ISignThis Directors (L): Barnaby Egerton Warburton, Tim Hart, John Karantzis and Scott Minehane. supplied

Biotech company PolyNovo has also earned itself a $1.5 billion valuation and place in the S&P/ASX200 after a share price jump of almost 300 per cent. Avita Medical (founded by well known burns surgeon Professor Fiona Wood) is also poised to become a billion dollar company as its shares have rallied from 8¢ to 51¢ – a gain of 525 per cent.

While well and truly still a small cap, $265 million company PainChek is up 624 per cent in the last six months, after a slow start to the year.

The business has developed an app that can automatically detect pain via artificial intelligence and facial recognition software, which can be used by doctors to help idenfity the pain levels of a child who hasn’t learned to speak, or an adult who can’t verbalise their pain.

Small cap tech stocks Dubber, which makes cloud-based call recording software, and NetLinkz, which has created an improved version of a VPN known as a Virtual Invisible Network, have enjoyed share price gains this year of 300 per cent and 500 per cent price rises respectively.

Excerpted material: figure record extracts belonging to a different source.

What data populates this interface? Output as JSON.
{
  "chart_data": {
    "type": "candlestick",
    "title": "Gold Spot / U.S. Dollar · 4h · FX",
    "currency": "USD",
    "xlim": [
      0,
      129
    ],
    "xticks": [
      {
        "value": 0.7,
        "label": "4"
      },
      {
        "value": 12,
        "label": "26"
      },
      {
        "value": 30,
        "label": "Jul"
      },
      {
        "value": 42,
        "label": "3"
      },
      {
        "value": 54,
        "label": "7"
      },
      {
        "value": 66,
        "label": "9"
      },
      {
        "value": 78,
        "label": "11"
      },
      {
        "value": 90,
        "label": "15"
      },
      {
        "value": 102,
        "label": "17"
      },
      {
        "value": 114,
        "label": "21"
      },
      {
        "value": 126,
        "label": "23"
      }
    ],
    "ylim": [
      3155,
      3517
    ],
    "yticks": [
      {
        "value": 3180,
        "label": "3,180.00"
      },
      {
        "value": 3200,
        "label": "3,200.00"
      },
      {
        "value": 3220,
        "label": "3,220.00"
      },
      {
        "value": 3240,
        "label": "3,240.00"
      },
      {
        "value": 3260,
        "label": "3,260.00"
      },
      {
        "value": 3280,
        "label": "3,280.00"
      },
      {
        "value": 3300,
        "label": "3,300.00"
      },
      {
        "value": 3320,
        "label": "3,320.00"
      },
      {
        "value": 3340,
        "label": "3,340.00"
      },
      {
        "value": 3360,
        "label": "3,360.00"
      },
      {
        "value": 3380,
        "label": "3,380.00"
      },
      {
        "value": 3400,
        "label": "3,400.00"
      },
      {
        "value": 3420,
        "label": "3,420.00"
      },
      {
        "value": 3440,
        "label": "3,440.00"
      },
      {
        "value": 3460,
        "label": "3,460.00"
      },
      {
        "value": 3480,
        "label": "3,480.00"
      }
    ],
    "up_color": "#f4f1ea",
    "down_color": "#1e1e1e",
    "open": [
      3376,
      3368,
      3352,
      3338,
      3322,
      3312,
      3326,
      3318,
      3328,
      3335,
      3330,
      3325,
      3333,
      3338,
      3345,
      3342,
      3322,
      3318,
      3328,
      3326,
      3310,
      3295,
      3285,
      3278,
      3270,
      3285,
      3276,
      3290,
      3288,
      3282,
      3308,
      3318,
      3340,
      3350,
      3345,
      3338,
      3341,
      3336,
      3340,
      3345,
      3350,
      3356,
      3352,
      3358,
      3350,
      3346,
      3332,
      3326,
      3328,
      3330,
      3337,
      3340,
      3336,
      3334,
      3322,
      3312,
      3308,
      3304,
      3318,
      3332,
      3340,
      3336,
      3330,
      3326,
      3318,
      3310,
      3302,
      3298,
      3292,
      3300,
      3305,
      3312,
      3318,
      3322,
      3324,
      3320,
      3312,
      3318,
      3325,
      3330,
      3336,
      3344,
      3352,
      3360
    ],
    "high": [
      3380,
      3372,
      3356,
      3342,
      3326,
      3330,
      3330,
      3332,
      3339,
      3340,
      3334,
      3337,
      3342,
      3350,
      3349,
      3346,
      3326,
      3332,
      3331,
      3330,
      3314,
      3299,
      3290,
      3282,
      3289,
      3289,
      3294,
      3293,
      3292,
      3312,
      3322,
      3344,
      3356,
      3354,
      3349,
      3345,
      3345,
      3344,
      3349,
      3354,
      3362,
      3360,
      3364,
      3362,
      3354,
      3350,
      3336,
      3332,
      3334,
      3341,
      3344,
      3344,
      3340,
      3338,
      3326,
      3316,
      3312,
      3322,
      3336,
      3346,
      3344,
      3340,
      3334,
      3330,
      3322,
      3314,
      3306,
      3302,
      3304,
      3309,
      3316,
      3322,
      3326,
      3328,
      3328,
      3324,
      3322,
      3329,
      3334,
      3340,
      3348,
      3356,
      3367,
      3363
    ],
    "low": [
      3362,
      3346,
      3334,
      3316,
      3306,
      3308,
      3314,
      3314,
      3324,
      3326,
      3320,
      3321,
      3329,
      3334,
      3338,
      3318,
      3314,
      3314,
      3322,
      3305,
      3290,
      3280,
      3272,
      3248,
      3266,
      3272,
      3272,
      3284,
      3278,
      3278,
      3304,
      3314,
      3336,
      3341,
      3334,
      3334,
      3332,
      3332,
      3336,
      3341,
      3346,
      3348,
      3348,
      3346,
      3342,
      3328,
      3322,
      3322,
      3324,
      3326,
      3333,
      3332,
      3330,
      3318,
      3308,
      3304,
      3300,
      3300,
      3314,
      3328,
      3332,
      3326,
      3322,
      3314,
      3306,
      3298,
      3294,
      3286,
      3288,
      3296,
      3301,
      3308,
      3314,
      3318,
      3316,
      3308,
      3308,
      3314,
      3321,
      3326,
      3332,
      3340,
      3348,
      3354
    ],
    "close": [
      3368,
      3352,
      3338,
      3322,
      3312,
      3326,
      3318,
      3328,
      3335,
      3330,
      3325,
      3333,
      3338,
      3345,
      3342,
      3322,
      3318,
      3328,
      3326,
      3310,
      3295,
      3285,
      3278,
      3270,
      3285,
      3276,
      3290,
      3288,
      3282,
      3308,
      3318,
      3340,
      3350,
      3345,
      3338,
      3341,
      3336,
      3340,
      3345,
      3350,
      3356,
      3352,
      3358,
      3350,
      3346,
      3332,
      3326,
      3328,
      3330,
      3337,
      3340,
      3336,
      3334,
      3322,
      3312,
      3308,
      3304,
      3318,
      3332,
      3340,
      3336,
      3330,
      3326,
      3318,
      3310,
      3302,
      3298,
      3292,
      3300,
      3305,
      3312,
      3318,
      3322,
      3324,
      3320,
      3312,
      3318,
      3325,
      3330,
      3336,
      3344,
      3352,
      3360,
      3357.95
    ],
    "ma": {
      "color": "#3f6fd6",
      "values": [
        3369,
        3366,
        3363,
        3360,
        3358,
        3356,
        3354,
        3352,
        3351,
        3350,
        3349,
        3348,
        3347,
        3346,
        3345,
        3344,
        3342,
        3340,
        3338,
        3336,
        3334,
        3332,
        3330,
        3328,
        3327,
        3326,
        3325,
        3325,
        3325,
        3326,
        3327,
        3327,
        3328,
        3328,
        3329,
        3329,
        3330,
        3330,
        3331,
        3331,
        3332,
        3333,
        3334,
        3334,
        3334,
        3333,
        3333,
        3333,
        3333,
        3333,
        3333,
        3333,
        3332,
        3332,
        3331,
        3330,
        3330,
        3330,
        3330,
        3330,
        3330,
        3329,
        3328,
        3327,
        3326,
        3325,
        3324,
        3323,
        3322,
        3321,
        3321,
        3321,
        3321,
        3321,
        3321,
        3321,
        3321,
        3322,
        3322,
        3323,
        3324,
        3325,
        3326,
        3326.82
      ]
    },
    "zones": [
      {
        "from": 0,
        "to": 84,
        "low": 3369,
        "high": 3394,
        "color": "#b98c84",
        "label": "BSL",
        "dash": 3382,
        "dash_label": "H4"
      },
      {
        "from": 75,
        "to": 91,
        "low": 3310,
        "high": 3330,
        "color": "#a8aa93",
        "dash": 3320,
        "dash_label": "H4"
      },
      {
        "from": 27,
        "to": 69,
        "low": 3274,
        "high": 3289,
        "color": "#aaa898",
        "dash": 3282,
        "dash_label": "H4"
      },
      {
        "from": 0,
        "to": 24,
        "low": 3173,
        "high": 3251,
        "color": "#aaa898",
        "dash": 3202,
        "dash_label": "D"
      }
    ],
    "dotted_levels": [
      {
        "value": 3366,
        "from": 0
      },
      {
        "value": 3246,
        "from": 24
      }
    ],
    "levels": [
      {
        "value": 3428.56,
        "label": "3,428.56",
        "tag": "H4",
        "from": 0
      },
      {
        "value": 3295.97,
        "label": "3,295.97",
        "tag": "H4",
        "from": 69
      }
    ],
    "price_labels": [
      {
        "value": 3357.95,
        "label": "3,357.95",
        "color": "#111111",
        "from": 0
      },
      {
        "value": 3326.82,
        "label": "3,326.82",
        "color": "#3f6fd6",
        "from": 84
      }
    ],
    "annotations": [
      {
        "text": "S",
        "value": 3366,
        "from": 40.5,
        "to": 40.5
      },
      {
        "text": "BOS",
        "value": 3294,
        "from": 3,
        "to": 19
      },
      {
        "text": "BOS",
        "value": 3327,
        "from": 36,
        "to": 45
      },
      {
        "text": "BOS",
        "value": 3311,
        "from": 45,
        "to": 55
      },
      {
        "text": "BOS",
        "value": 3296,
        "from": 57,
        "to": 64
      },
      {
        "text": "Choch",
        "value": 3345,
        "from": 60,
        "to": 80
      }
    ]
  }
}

But with price rises like these, there’s always the risk of being caught out between hype and reality. There have been plenty of companies in the past that could have made this list but have fizzed. Take Afterpay competitor, Splitit, which earlier this year hit a high of $2 just six weeks after listing, before falling back down to trade at 56¢.

Not to mention in recent years companies like Big Un, GetSwift, 1-Page and Reffind that have temporarily looked like small cap starlets, but clever story telling can only carry a company so far.

If the fundamentals don’t stack up, the fall will be sure and fast.